MOISESSO, Faustino
– Nacque a Udine il 26 sett. 1582, primo dei nove figli di Ottilio Moyses e di Olimpia de Onestis.
Il padre portava ancora il nome originario del casato; la forma Moisesso fu adottata solo dai figli. La famiglia era forse di origine ebraica, ma risulta convertita già al suo arrivo a Udine, nel penultimo decennio del Trecento, con Moyses Moyses, mercante di Villach in Carinzia. Un figlio di Moyses, Giovanni, fu un apprezzato giurista; i suoi discendenti entrarono nel patriziato cittadino udinese e conseguirono un discreto patrimonio, acquistando beni in città, a Tarcento e in località vicine.

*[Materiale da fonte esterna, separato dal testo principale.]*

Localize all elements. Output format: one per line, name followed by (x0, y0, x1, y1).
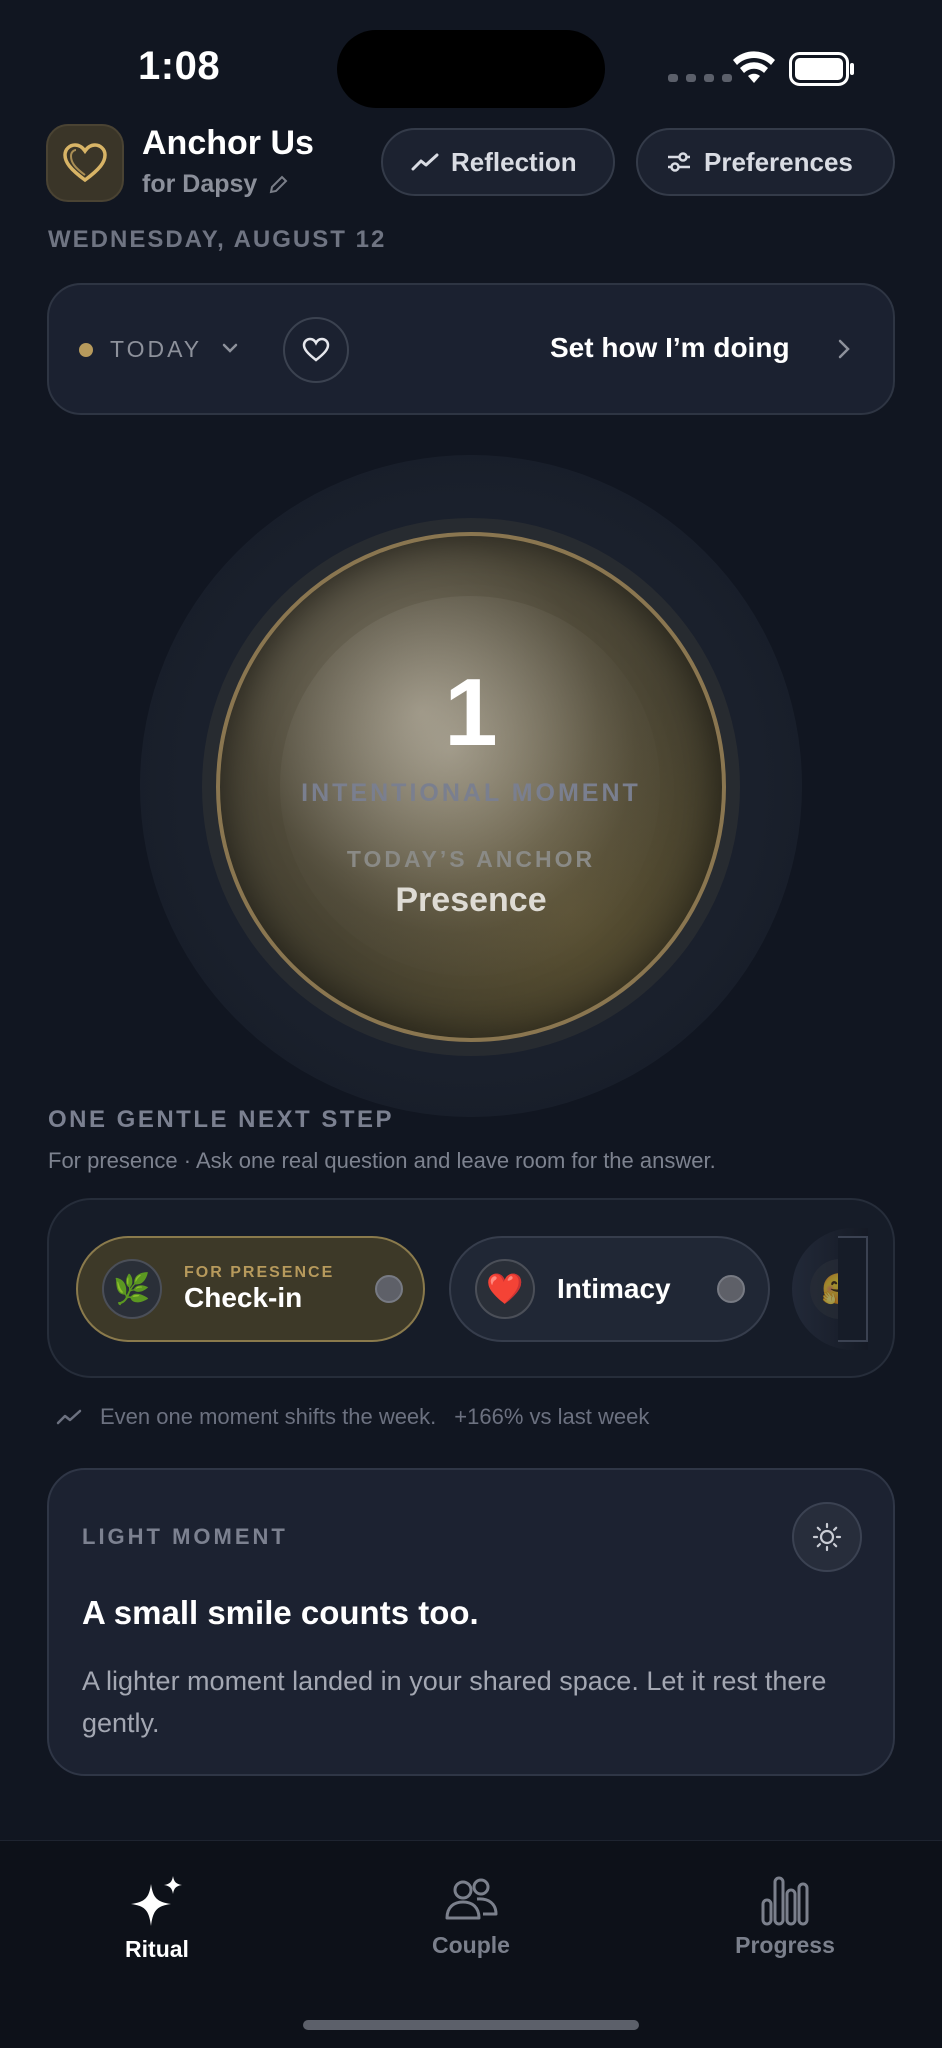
sun-button[interactable] (792, 1502, 862, 1572)
chevron-right-icon[interactable] (833, 337, 855, 361)
trend-icon (411, 153, 439, 171)
bar-chart-icon (761, 1876, 809, 1926)
chip-label: Intimacy (557, 1273, 671, 1304)
dynamic-island (337, 30, 605, 108)
pencil-icon[interactable] (267, 174, 289, 196)
trend-text: Even one moment shifts the week. (100, 1404, 437, 1429)
reflection-label: Reflection (451, 146, 577, 177)
tab-label: Progress (735, 1932, 835, 1958)
battery-icon (789, 52, 854, 86)
trend-icon (56, 1409, 82, 1425)
sun-icon (812, 1522, 842, 1552)
preferences-button[interactable]: Preferences (636, 128, 895, 196)
trend-change: +166% vs last week (454, 1404, 650, 1429)
partner-name[interactable]: for Dapsy (142, 170, 289, 199)
set-mood-link[interactable]: Set how I’m doing (550, 332, 790, 364)
chip-check-in[interactable]: 🌿 FOR PRESENCE Check-in (76, 1236, 425, 1342)
today-selector[interactable]: TODAY (110, 336, 202, 363)
app-logo (46, 124, 124, 202)
sparkles-icon (131, 1876, 182, 1926)
heart-icon: ❤️ (475, 1259, 535, 1319)
weekly-trend: Even one moment shifts the week. +166% v… (56, 1404, 649, 1430)
radio-check-in[interactable] (375, 1275, 403, 1303)
moment-count-label: INTENTIONAL MOMENT (301, 779, 641, 807)
heart-logo-icon (63, 143, 107, 183)
cellular-signal-icon (668, 74, 732, 82)
wifi-icon (733, 51, 775, 83)
light-moment-kicker: LIGHT MOMENT (82, 1524, 288, 1549)
app-title: Anchor Us (142, 124, 314, 162)
anchor-value: Presence (395, 881, 547, 919)
chip-kicker: FOR PRESENCE (184, 1264, 335, 1281)
home-indicator[interactable] (303, 2020, 639, 2030)
people-icon (445, 1878, 498, 1920)
chip-label: Check-in (184, 1282, 303, 1313)
mood-heart-button[interactable] (283, 317, 349, 383)
light-moment-title: A small smile counts too. (82, 1594, 479, 1631)
current-date: WEDNESDAY, AUGUST 12 (48, 226, 387, 253)
today-status-dot (79, 343, 93, 357)
tab-couple[interactable]: Couple (381, 1874, 561, 1959)
leaf-icon: 🌿 (102, 1259, 162, 1319)
preferences-label: Preferences (704, 146, 853, 177)
tab-progress[interactable]: Progress (695, 1874, 875, 1959)
radio-intimacy[interactable] (717, 1275, 745, 1303)
moment-count: 1 (444, 659, 498, 766)
light-moment-body: A lighter moment landed in your shared s… (82, 1666, 827, 1738)
status-time: 1:08 (138, 44, 221, 88)
partner-name-label: for Dapsy (142, 170, 258, 198)
heart-outline-icon (302, 337, 330, 362)
next-step-subtitle: For presence · Ask one real question and… (48, 1148, 716, 1173)
anchor-label: TODAY’S ANCHOR (346, 846, 596, 872)
chevron-down-icon[interactable] (220, 338, 240, 358)
reflection-button[interactable]: Reflection (381, 128, 615, 196)
tab-ritual[interactable]: Ritual (67, 1874, 247, 1963)
next-step-title: ONE GENTLE NEXT STEP (48, 1106, 395, 1133)
tab-label: Couple (432, 1932, 510, 1958)
sliders-icon (668, 152, 690, 172)
tab-label: Ritual (125, 1936, 189, 1962)
chip-intimacy[interactable]: ❤️ Intimacy (449, 1236, 770, 1342)
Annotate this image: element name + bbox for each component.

La biografia del M. presenta ancora molti punti oscuri, nonostante il recente ritrovamento delle carte di famiglia nell’archivio privato della famiglia Florio, che raccolse l’eredità dei Moisesso alla loro estinzione, nel secolo XVIII. Secondo le annotazioni del padre, nell’aprile 1597 il M. fu portato a Graz per frequentare il locale Collegio dei gesuiti: nell’immatricolazione ai corsi di retorica, il 15 febbr. 1601, compare come «Faustinus Moysesius, Italus, Utinensis» (Die Matrikeln, p. 20). La contemporanea presenza a Graz di due sudditi ungheresi dal cognome analogo, Martinus e Georgius Moyses, provenienti dal comitato di Turóc (nell’attuale Slovacchia), pone il problema dell’origine della famiglia da quella regione e dei collegamenti che essa vi potesse aver mantenuto. Non sappiamo se i tre studenti avessero approfondito l’eventuale rapporto di parentela. Giorgio Moyses, laureato nel 1604, divenne gesuita; Martino nel 1602 interruppe gli studi e partì per l’Italia.
A Graz il M. diede la prima prova come letterato, con la composizione della tragedia latina in cinque atti Sebastianus Lusitaniae rex, dedicata all’arciduca Ferdinando d’Asburgo (futuro imperatore Ferdinando II).
L’opera, inedita e pervenuta in un unico codice (ora a Rein, Stiftbibliothek di Rein, Mss., 188, ma fino al 1758 a Graz), rientra nei canoni del teatro gesuitico; sembra destinata più a una lettura pubblica che a una vera e propria messa in scena e potrebbe rappresentare la brillante esercitazione di fine corso. La tragedia rievoca la figura del sovrano portoghese, ucciso nel 1578 in Marocco mentre combatteva contro i mussulmani, come esempio di principe cristiano che unisce in sé le virtù cristiane e il valore militare.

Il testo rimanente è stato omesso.